热丝化学气相沉积(HFCVD)在铜箔上制备双层石墨烯薄膜的研究

双层石墨烯独特的物理性能和特性使其在电子领域拥有广阔的应用前景,引起了学者的广泛关注。采用热丝化学气相沉积方法(HFCVD)在1 cm×2 cm的铜箔上制备石墨烯薄膜,并通过探究腔内气压、基体温度、沉积时间、碳源浓度对石墨烯层数和质量的影响,开发出制备低缺陷双层石墨烯的工艺。采用拉曼光谱仪、扫描电子显微镜和原子力显微镜对石墨烯涂层的结构特征、表面形貌和层数进行了表征。实验结果表明,在铜箔上制备出了均匀致密的低缺陷双层石墨烯,厚度为1.5 nm。此外研究结果还表明,降低腔内气压可减少缺陷和层数,增加基体温度可减少层数,沉积时间<4 min或碳源浓度高于1%则无石墨烯生成。

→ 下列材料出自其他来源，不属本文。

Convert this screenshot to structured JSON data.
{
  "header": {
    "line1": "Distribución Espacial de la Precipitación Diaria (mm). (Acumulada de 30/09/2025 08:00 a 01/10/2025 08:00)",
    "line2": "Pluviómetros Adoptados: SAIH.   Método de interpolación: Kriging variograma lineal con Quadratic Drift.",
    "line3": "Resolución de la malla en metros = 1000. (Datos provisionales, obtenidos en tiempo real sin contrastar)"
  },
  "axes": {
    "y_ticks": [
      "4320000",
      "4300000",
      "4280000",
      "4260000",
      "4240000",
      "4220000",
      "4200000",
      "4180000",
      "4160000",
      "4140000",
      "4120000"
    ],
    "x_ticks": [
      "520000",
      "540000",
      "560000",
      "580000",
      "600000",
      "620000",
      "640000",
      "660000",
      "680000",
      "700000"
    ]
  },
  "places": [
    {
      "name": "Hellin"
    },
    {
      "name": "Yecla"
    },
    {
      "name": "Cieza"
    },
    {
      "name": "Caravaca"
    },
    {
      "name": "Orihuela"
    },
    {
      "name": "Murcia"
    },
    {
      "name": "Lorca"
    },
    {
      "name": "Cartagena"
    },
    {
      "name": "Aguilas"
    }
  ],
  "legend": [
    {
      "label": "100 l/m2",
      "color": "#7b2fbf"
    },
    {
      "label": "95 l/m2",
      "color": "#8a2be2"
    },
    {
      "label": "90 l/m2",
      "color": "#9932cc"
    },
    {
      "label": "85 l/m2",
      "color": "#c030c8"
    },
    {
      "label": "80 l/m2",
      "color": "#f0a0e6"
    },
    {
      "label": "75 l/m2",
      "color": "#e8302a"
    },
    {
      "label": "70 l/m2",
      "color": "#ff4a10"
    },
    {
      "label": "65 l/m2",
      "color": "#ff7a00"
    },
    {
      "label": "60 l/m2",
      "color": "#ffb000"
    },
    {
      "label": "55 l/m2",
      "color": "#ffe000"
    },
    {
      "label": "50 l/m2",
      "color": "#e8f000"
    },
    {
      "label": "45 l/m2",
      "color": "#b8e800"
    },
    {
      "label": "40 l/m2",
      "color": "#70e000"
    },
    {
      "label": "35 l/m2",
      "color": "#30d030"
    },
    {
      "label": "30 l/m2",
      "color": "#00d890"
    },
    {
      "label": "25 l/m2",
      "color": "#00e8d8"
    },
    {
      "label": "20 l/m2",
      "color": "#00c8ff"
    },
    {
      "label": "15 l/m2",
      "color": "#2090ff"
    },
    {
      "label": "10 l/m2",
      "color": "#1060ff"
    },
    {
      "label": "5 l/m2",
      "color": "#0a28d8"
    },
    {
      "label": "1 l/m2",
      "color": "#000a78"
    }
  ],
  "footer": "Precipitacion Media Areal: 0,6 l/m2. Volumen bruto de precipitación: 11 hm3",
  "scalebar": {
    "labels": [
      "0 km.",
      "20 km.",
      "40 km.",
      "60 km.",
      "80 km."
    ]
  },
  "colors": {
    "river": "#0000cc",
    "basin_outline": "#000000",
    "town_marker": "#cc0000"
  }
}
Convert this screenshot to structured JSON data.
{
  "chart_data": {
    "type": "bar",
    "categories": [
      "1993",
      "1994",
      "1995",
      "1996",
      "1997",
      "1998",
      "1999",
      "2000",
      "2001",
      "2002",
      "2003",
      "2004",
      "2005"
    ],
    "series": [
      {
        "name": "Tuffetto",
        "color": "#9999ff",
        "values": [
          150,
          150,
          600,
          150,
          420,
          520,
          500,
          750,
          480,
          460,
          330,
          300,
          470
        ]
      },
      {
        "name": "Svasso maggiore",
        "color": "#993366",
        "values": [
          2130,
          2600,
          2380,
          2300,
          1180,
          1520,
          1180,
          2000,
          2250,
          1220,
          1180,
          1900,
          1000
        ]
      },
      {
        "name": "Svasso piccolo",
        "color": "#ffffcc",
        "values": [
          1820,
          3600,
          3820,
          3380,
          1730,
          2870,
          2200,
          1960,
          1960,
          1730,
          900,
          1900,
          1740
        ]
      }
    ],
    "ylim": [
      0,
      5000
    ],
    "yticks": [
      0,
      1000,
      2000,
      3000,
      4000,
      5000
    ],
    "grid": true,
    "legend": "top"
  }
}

因此通过控制腔内气压、基体温度、沉积时间和碳源浓度可实现石墨烯可控生长。

High-quality bilayer graphene synthetized on Cu substrate by HFCVD

Because of its unique physical properties,bilayer graphene has broad application prospects in electronics filed,which has attracted wide attention of scholars. Here,hot-filament chemical vapor deposition method (HFCVD) was usedto deposit graphene on 1 cm×2 cm Cu substrate. The effect of pressure,substrate temperature,deposition time and carbon source concentration on the layers and quality was investigated to deposit bilayer graphene with low defect. Moreover,the surface morphology,microstructure and layer number of graphene were examined by Raman,SEM and AFM. The results show that a dense low-defect bilayer graphene was uniformly covered on Cu with a thickness of 1.5 nm. In addition,decreasing the pressure would reduce defect and layer number,while increasing the substrate temperature would reduce the layer number,and no graphene formed when deposition time was less than 4 min or carbon source concentration was more than 1%. So the growth of graphene could be implemented controllably by controlling gas pressure,substrate temperature,deposition time and carbon source concentration.